Thursday, April 4, 2013

Don't get comfortable.

Wow, it really has been a long time since I last wrote! Life has been a whirlwind. Sorry about the lack of updates; as a quick rundown, I have finished my time in Potosi and am now living in La Paz for the remainder of my time with the Ramirez family. The mom, Erica, is a physical therapist and has a consulting office in the city along with a speech therapist. Hugo, the dad, works with the mission office. I also have 2 brothers - Jose (15) and Pablo (17). They are wonderful and hilarious and it's fantastic to have siblings again. In general I'm just so happy to have a family! Erica and I have tons of fun being the only girls in the house, and she greatly appreciates having a cooking and shopping partner, as do I =) The two of us are plotting to find a complete and utter chick flick and take over the action-movie-overloaded television for a night. Phase 1: fight valiantly for the remote.

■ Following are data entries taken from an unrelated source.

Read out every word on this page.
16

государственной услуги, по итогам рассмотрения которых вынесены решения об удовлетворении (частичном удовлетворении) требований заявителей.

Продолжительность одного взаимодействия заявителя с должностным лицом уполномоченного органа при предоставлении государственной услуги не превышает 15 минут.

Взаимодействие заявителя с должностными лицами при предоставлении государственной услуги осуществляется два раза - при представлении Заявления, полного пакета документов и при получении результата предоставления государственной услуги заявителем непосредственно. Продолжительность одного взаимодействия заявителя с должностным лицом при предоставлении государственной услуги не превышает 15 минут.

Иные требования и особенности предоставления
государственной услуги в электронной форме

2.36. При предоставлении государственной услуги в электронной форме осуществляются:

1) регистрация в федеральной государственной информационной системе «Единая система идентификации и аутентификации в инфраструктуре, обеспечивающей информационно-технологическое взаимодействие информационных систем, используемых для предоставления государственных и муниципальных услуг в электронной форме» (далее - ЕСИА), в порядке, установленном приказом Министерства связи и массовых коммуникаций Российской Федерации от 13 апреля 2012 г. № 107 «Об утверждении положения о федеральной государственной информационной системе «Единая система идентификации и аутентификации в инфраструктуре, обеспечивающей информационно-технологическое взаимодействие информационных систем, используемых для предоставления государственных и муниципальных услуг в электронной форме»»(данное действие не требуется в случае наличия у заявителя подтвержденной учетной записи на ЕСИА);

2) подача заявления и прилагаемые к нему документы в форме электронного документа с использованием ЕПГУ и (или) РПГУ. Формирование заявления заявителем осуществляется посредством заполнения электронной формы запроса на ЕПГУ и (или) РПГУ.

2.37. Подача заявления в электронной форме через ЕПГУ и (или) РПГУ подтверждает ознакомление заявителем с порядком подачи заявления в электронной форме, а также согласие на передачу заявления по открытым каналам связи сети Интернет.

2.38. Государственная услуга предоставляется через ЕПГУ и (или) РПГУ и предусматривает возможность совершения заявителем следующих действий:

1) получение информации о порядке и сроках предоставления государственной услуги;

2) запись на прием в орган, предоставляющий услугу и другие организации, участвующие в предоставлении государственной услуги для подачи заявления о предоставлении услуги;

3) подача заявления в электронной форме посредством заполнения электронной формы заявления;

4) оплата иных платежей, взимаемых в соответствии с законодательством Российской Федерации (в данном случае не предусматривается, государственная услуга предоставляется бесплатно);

The end of my time in Potosi was filled with good times with good friends and bittersweet goodbyes. I already miss the CEMFY crew, and I am so grateful for the time I had there and the things I learned, much of which is still slowly coming into focus. Sometimes it's hard to put words to things learned while they're being lived, but I know that during the rest of my time, and especially after I return to the States, the things that have been impressed upon my heart will become clearer and clearer.

The first thing I noticed during this first week back in La Paz, after the joy, was a sudden lack of hunger for the presence and Word of God. I hadn't even thought about the possibility that when suddenly placed into a situation in which I was much, much more comfortable and supported, I would lose the sense of dependence on Jesus that I had in Potosi. But that's exactly what's been happening. The Lord blessed me with a difficult and stretching 6 weeks, during which I experienced the precious gift of feeling in my heart of hearts my moment-by-moment reliance on Him. But how fickle our hearts, that when presented with beautiful gifts of the Father, we so often forget the Giver and become intoxicated with the gift, which was never meant to satisfy completely.

So that is my one major prayer request at the moment: that these last 5 weeks here in Bolivia would continue to be filled with new glimpses of the Savior, and that my eyes would be open in this new phase of my journey to the things that He has to teach me.

I love you all; may the love of the Father overwhelm your hearts this week.

In Him,
Catherine

1 comment:

  1. Challenging, true, and beautifully written. I'll be reflecting on this all week. Glad you're still writing!